Day after day of shoveling heaps of bodies of rotting Japanese soldiers into trenches caused him, for the rest of his life to have a "nervous stomach" as he called it. The VA gave him some Librium that he took off and on. He never spoke of the war--he tried to bury those memories in the trenches of his brain--it didn't help much.
So, the US Army taught him how to run a bulldozer and he used that learning off and on the rest of his life; he dug ponds and leveled plots for house sites, etc. to make a little money.
Daddy and Mama had six stairstep children, only nine years difference between the eldest--me--and the youngest. Mama was high strung and neurotic and had tried suicide before they were married--they were ill suited for each other.
I grew up listening to them fight--in the middle of the night; her crying and him with his voiced raised. Daddy sometimes drank to relieve stress I think--but I never saw him drunk. Mama was always deeply depressed and was a terrible house keeper--as I write this I realize they were both overwhelmed by the life they found themselves in. Burdens of too many children and no money for starters, living in a shack in the middle of a cornfield.
In middle age, Mama and Daddy opened a little cafe in town and Mama started working for the post office part time; she later became postmaster at a small town post office. I thought she and Daddy were finally living the good life--they went on convention trips etc. and enjoyed it. But after over 40 years of marriage, she divorced him after another suicide attempt. It was a big ugly bitter horrible mess, with the children taking sides. Our family has been torn and ripped and forever unreconciled.

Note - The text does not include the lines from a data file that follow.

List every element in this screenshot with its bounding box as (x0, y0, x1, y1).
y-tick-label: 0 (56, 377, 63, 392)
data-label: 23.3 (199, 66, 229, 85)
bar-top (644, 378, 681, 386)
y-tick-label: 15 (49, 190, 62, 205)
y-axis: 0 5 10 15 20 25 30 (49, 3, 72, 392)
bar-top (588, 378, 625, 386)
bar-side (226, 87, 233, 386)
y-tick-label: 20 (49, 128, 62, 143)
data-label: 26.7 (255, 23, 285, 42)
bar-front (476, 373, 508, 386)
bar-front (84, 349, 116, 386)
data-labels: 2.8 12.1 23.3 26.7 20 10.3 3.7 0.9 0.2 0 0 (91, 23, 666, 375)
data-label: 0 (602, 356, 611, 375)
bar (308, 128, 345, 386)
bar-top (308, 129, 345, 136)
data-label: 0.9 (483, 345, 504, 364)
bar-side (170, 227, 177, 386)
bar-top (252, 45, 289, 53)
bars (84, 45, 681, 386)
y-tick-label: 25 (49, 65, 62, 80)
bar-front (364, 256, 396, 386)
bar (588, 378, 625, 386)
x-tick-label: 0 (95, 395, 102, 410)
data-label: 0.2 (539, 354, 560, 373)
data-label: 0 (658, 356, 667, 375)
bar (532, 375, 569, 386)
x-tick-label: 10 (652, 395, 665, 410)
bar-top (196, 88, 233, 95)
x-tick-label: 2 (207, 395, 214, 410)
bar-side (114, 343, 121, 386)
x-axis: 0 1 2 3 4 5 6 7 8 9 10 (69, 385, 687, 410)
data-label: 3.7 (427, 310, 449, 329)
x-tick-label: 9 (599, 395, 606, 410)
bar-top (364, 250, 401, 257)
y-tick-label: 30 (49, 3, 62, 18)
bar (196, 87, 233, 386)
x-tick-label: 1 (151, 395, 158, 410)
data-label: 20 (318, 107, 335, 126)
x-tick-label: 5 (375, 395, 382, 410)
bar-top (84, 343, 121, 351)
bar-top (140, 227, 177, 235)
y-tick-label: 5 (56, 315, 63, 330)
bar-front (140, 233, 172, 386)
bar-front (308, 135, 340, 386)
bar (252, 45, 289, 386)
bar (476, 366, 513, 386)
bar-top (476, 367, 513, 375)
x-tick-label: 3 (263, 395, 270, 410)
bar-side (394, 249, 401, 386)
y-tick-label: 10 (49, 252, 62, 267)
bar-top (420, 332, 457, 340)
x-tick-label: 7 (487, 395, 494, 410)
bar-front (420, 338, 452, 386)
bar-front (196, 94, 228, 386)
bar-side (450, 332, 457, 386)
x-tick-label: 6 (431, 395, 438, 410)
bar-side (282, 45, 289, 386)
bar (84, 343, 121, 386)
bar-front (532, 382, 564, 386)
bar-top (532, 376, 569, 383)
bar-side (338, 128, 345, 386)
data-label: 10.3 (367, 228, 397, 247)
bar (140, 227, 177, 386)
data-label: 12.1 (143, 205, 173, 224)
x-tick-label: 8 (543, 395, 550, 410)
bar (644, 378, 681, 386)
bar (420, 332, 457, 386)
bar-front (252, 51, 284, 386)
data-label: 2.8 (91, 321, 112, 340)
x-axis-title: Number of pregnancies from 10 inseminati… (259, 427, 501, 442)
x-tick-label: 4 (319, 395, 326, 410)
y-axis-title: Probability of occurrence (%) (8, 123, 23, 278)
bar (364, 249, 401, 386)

But I remember Daddy, wearing his usual blue coveralls and a cowboy hat, moving a piano for my sister from upstairs of her house into a van; of him coming to Texas and helping me load up my belongings into a van so I could move back to Mississippi, and taking time to flirt with the woman across the road at the same time. Oh he grumped when he was called on to help move the chillun--he grumped a little, but he did it anyway. I hope I thanked him enough. I have his cowboy hat hanging in my office. I used to sniff the old sweat stains on the sweatband of the hat, to get some sense of him, but there's nothing there. He died many years ago, and is buried next to his mother in a tiny Mississippi graveyard, with an American flag on the tombstone.